São João
Cap. VII
1 Depois
disto, Jesus continuava pela Galileia, pois não queria andar pela Judeia, visto
que os judeus procuravam matá-lo. 2 Estava próxima a festa judaica das Tendas.
3 Disseram-lhe então os seus irmãos: ‘Vai para a Judeia, a fim de os teus discípulos
verem as obras que fazes. 4 Pois ninguém faz nada às escondidas, se pretende
tornar-se conhecido. Se fazes coisas destas, mostra-te ao mundo.’ 5 Com efeito,
nem sequer os seus irmãos criam nele. 6 E Jesus disse-lhes: Para mim ainda não
chegou o momento oportuno; mas, para vós, qualquer oportunidade é boa. 7 O
mundo não pode odiar-vos; a mim, porém, odeia-me, porque sou testemunha de que
as suas obras são más. 8 Ide vós à festa.
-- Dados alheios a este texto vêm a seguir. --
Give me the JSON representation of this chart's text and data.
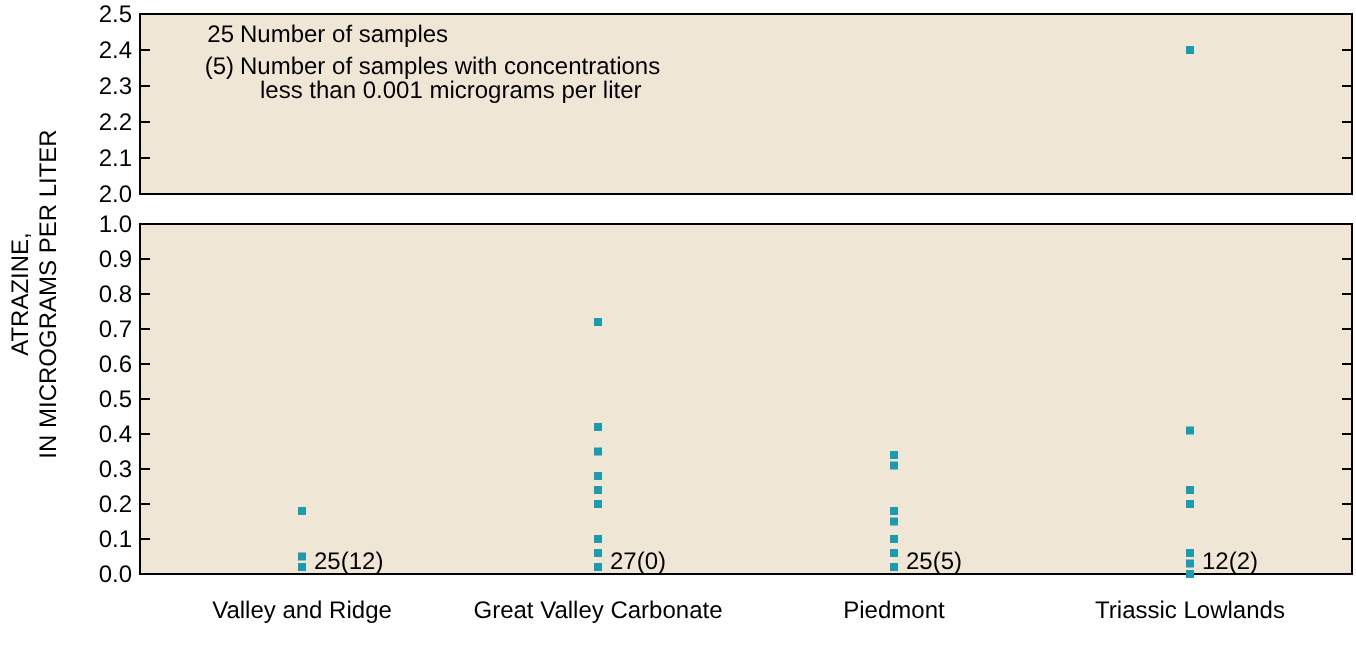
{
  "chart_data": [
    {
      "type": "scatter",
      "categories": [
        "Valley and Ridge",
        "Great Valley Carbonate",
        "Piedmont",
        "Triassic Lowlands"
      ],
      "ylim": [
        2.0,
        2.5
      ],
      "yticks": [
        {
          "value": 2,
          "label": "2.0"
        },
        2.1,
        2.2,
        2.3,
        2.4,
        2.5
      ],
      "tick_labels": "y",
      "marker": "square",
      "series": [
        {
          "color": "#1a9bb0",
          "x": [
            "Triassic Lowlands"
          ],
          "values": [
            2.4
          ]
        }
      ],
      "annotations": [
        "25",
        "Number of samples",
        "(5)",
        "Number of samples with concentrations less than 0.001 micrograms per liter"
      ]
    },
    {
      "type": "scatter",
      "categories": [
        "Valley and Ridge",
        "Great Valley Carbonate",
        "Piedmont",
        "Triassic Lowlands"
      ],
      "ylabel": "ATRAZINE, IN MICROGRAMS PER LITER",
      "ylim": [
        0,
        1.0
      ],
      "yticks": [
        {
          "value": 0,
          "label": "0.0"
        },
        0.1,
        0.2,
        0.3,
        0.4,
        0.5,
        0.6,
        0.7,
        0.8,
        0.9,
        {
          "value": 1,
          "label": "1.0"
        }
      ],
      "marker": "square",
      "series": [
        {
          "color": "#1a9bb0",
          "x": [
            "Valley and Ridge",
            "Valley and Ridge",
            "Valley and Ridge",
            "Great Valley Carbonate",
            "Great Valley Carbonate",
            "Great Valley Carbonate",
            "Great Valley Carbonate",
            "Great Valley Carbonate",
            "Great Valley Carbonate",
            "Great Valley Carbonate",
            "Great Valley Carbonate",
            "Great Valley Carbonate",
            "Piedmont",
            "Piedmont",
            "Piedmont",
            "Piedmont",
            "Piedmont",
            "Piedmont",
            "Piedmont",
            "Triassic Lowlands",
            "Triassic Lowlands",
            "Triassic Lowlands",
            "Triassic Lowlands",
            "Triassic Lowlands",
            "Triassic Lowlands"
          ],
          "values": [
            0.18,
            0.05,
            0.02,
            0.72,
            0.42,
            0.35,
            0.28,
            0.24,
            0.2,
            0.1,
            0.06,
            0.02,
            0.34,
            0.31,
            0.18,
            0.15,
            0.1,
            0.06,
            0.02,
            0.41,
            0.24,
            0.2,
            0.06,
            0.03,
            0
          ]
        }
      ],
      "annotations": [
        {
          "text": "25(12)",
          "x": "Valley and Ridge",
          "y": 0.02
        },
        {
          "text": "27(0)",
          "x": "Great Valley Carbonate",
          "y": 0.02
        },
        {
          "text": "25(5)",
          "x": "Piedmont",
          "y": 0.02
        },
        {
          "text": "12(2)",
          "x": "Triassic Lowlands",
          "y": 0.02
        }
      ]
    }
  ]
}
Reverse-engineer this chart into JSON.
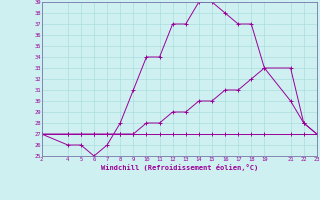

Eu é que não vou a essa festa, porque
o tempo que me está marcado ainda não se completou. 9 Depois de dizer isto,
continuou na Galileia. 10 Contudo, depois de os seus irmãos partirem para a
festa, Ele partiu também, não publicamente, mas quase em segredo. 11 Por isso,
durante a festa, os judeus procuravam-no e perguntavam: ‘Onde é que Ele está?’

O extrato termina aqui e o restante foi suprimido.